All of this has led to niches and specialisms that were inconceivable in the early age of computing. As a result, architecting systems also became more complex giving rise to what have been termed ‘layer’ architects whose specialities were application architecture, infrastructure architecture, middleware architecture and so on.
Whole professions have been built around these disciplines leading to more and more specialisation. Inevitably this has led to a number of things:
- The need for communications between the disciplines (and for them to understand each others ‘language’).
- As more knowledge accrues in one discipline, and people specialise in it more, it becomes harder for inter-disciplinary understanding to happen.
- Architects became hyper-specialised in their own discipline (layer) leading to a kind of ‘peak of inflated expectations’* (at least amongst practitioners of each discipline) as to what they could achieve using the technology they were so well versed in but something of a ‘trough of disillusionment’* to the business (who paid for those systems) when they did not deliver the expected capabilities and came in over cost and behind schedule.
So what of the mobile and cloud age which we now find ourselves in?
The rise of the full stack architect.
As the stack we need to deal with has become more ‘cloudified’ and we have moved from Infrastructure as a Service (IaaS) to Platform as a Service (PaaS) it has become easier to understand the full stack as an architect. We can, to some extent, take for granted the lower, specialised parts of the stack and focus on the applications and data that are the differentiators for a business.
We no longer have to worry about what type of server to use or even what operating system or programming environments have to be selected. Instead we can focus on what the business needs and how that need can be satisfied by technology. With the right tools and the right cloud platforms we can hopefully climb the ‘slope of enlightenment’ and reach a new ‘plateau of productivity’*.

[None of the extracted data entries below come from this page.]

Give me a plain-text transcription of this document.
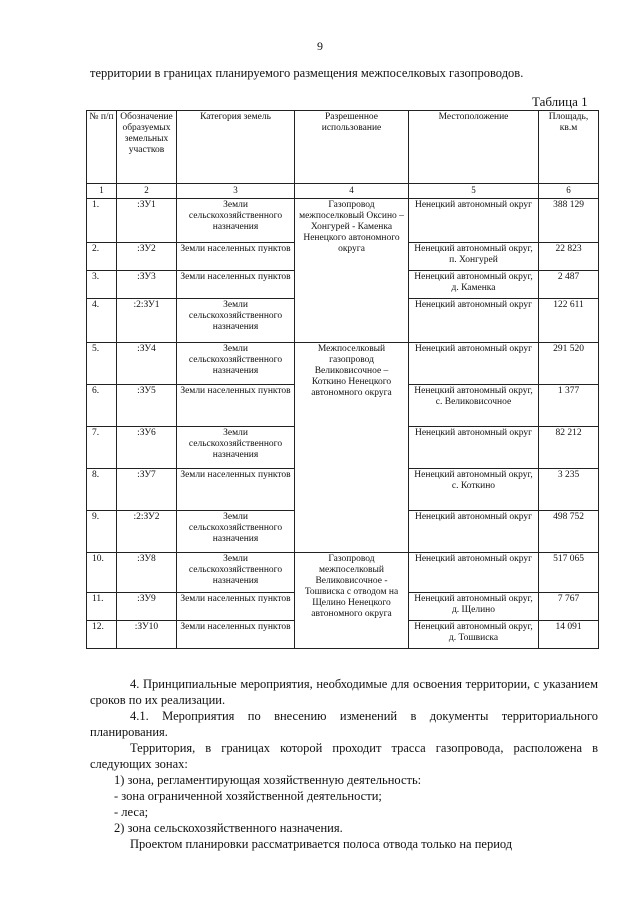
9
территории в границах планируемого размещения межпоселковых газопроводов.
Таблица 1
№ п/п	Обозначение образуемых земельных участков	Категория земель	Разрешенное использование	Местоположение	Площадь, кв.м
1	2	3	4	5	6
1.	:ЗУ1	Земли сельскохозяйственного назначения	Газопровод межпоселковый Оксино – Хонгурей - Каменка Ненецкого автономного округа	Ненецкий автономный округ	388 129
2.	:ЗУ2	Земли населенных пунктов		Ненецкий автономный округ, п. Хонгурей	22 823
3.	:ЗУ3	Земли населенных пунктов		Ненецкий автономный округ, д. Каменка	2 487
4.	:2:ЗУ1	Земли сельскохозяйственного назначения		Ненецкий автономный округ	122 611
5.	:ЗУ4	Земли сельскохозяйственного назначения	Межпоселковый газопровод Великовисочное – Коткино Ненецкого автономного округа	Ненецкий автономный округ	291 520
6.	:ЗУ5	Земли населенных пунктов		Ненецкий автономный округ, с. Великовисочное	1 377
7.	:ЗУ6	Земли сельскохозяйственного назначения		Ненецкий автономный округ	82 212
8.	:ЗУ7	Земли населенных пунктов		Ненецкий автономный округ, с. Коткино	3 235
9.	:2:ЗУ2	Земли сельскохозяйственного назначения		Ненецкий автономный округ	498 752
10.	:ЗУ8	Земли сельскохозяйственного назначения	Газопровод межпоселковый Великовисочное - Тошвиска с отводом на Щелино Ненецкого автономного округа	Ненецкий автономный округ	517 065
11.	:ЗУ9	Земли населенных пунктов		Ненецкий автономный округ, д. Щелино	7 767
12.	:ЗУ10	Земли населенных пунктов		Ненецкий автономный округ, д. Тошвиска	14 091

4. Принципиальные мероприятия, необходимые для освоения территории, с указанием сроков по их реализации.

4.1. Мероприятия по внесению изменений в документы территориального планирования.

Территория, в границах которой проходит трасса газопровода, расположена в следующих зонах:

1) зона, регламентирующая хозяйственную деятельность:

- зона ограниченной хозяйственной деятельности;

- леса;

2) зона сельскохозяйственного назначения.

Проектом планировки рассматривается полоса отвода только на период
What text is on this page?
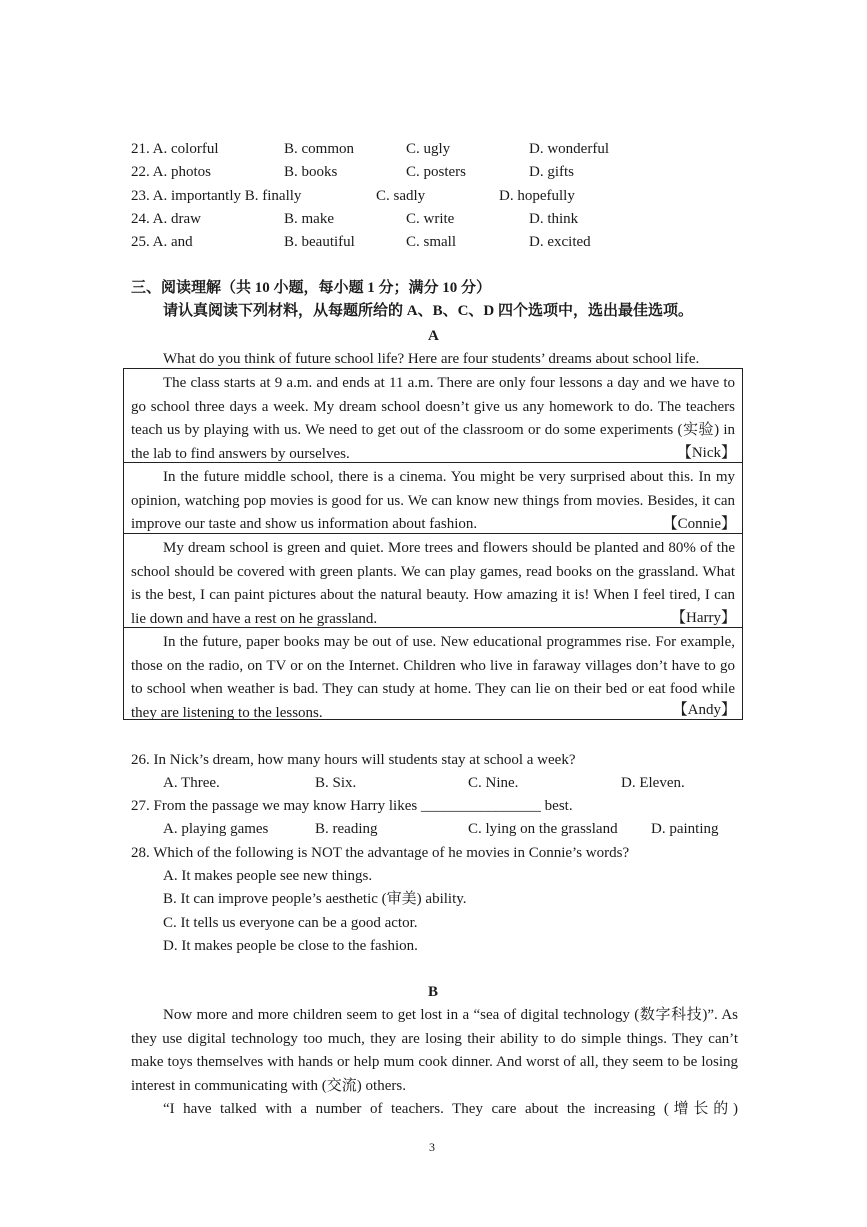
21. A. colorful	B. common	C. ugly	D. wonderful
22. A. photos	B. books	C. posters	D. gifts
23. A. importantly B. finally	C. sadly	D. hopefully
24. A. draw	B. make	C. write	D. think
25. A. and	B. beautiful	C. small	D. excited
三、阅读理解（共 10 小题，每小题 1 分；满分 10 分）
请认真阅读下列材料，从每题所给的 A、B、C、D 四个选项中，选出最佳选项。
A
What do you think of future school life? Here are four students’ dreams about school life.
The class starts at 9 a.m. and ends at 11 a.m. There are only four lessons a day and we have to go school three days a week. My dream school doesn’t give us any homework to do. The teachers teach us by playing with us. We need to get out of the classroom or do some experiments (实验) in the lab to find answers by ourselves.	【Nick】
In the future middle school, there is a cinema. You might be very surprised about this. In my opinion, watching pop movies is good for us. We can know new things from movies. Besides, it can improve our taste and show us information about fashion.	【Connie】
My dream school is green and quiet. More trees and flowers should be planted and 80% of the school should be covered with green plants. We can play games, read books on the grassland. What is the best, I can paint pictures about the natural beauty. How amazing it is! When I feel tired, I can lie down and have a rest on he grassland.	【Harry】
In the future, paper books may be out of use. New educational programmes rise. For example, those on the radio, on TV or on the Internet. Children who live in faraway villages don’t have to go to school when weather is bad. They can study at home. They can lie on their bed or eat food while they are listening to the lessons.	【Andy】
26. In Nick’s dream, how many hours will students stay at school a week?
A. Three.	B. Six.	C. Nine.	D. Eleven.
27. From the passage we may know Harry likes ________________ best.
A. playing games	B. reading	C. lying on the grassland D. painting
28. Which of the following is NOT the advantage of he movies in Connie’s words?
A. It makes people see new things.
B. It can improve people’s aesthetic (审美) ability.
C. It tells us everyone can be a good actor.
D. It makes people be close to the fashion.
B
Now more and more children seem to get lost in a “sea of digital technology (数字科技)”. As they use digital technology too much, they are losing their ability to do simple things. They can’t make toys themselves with hands or help mum cook dinner. And worst of all, they seem to be losing interest in communicating with (交流) others.
“I have talked with a number of teachers. They care about the increasing (增长的)
3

As Neal Ford, Software Architect at Thoughtworks says in this video:
“Architecture has become much more interesting now because it’s become more encompassing … it’s trying to solve real problems rather than play with abstractions.”
I believe that the fifth age of computing really has the potential to take us to a new plateau of productivity and hopefully allow all of us to be architects described by this great definition from the author, marketeer and blogger Seth Godin:
“Architects take existing components and assemble them in interesting and important ways.”
What interesting and important things are you going to do in this age of computing?
* Diagrams and terms borrowed from Gartner’s hype cycle.